Du coin de l'œil, Theresa a remarqué le sourire faible et presque dangereux de Deanna et frissonné. « Deanna, euh, que t'arrive-t-il ? Je sais que tu as connu l'enfer, mais tu me fais peur, là. Bon, je ne traiterai plus jamais Connor d'idiot ni Gillian de vipère, je te le promets. »
Deanna a levé les yeux et vu le visage inquiet de Theresa. Alors, elle a compris que son ancienne habitude de défendre Connor avait empêché son amie de comprendre la situation.
Sa gorge la brûlait à chaque mot, mais elle a répondu avec une résolution tranquille : « Honnêtement, tu as raison, Theresa. Je le comprends enfin, à présent. »

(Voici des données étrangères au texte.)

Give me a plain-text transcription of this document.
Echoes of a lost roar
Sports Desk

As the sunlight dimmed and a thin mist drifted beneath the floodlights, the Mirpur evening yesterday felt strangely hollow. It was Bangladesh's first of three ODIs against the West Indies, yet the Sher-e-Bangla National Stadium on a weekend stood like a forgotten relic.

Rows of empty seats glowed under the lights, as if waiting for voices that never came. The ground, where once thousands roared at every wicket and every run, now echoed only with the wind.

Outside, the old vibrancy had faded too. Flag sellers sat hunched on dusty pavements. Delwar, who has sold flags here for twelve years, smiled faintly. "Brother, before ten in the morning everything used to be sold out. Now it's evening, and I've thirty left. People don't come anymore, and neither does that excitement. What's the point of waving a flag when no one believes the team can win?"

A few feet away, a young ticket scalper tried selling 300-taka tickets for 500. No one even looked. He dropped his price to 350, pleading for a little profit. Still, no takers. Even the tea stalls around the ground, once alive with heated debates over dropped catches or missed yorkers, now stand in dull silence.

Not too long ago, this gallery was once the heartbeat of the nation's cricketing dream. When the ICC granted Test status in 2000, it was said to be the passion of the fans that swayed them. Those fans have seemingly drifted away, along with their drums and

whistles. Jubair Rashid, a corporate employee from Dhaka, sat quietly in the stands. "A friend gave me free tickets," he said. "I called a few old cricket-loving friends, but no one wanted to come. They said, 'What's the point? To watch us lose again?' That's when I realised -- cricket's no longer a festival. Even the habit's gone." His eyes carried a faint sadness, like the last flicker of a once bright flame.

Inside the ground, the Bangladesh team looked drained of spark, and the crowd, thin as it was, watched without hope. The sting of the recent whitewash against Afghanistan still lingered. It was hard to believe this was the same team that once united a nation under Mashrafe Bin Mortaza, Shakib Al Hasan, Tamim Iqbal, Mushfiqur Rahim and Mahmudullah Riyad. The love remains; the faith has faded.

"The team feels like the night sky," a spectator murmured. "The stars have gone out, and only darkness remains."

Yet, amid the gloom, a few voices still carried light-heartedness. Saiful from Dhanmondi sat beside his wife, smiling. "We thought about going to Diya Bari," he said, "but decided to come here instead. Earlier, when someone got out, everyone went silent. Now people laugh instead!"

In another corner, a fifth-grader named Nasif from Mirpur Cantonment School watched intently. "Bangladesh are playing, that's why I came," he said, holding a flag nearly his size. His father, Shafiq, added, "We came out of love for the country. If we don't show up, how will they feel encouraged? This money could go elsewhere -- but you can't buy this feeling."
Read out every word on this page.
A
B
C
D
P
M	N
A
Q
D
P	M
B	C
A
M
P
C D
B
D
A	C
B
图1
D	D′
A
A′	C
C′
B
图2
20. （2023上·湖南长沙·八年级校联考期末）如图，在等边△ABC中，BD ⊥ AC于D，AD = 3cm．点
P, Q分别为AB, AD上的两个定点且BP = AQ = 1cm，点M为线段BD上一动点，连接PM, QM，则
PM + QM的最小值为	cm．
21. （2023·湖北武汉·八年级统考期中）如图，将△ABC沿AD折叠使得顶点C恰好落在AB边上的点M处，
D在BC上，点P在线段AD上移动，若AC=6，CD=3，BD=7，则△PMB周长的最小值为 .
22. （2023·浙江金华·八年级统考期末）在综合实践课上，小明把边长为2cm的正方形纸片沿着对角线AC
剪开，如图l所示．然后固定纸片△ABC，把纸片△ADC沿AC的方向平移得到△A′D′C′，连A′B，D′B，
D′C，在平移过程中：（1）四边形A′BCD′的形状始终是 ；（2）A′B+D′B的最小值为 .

Elle a terminé son verre d'eau, c'est calée contre son oreiller, a fermé les yeux et a laissé Thérèse écarquiller les siens, complètement stupéfaite.
Que venait-il de se passer ?
Est-ce que Deanna avait vraiment changé ?
Theresa avait passé des années à se faire gronder à chaque fois qu'elle critiquait Connor. Maintenant, est-ce que Deanna était réellement d'accord avec elle ?
Incrédule, Theresa s'est pincé le bras assez fort pour y laisser une marque. Comme le prouvait sa douleur, elle avait bien entendu la réponse de Deanna.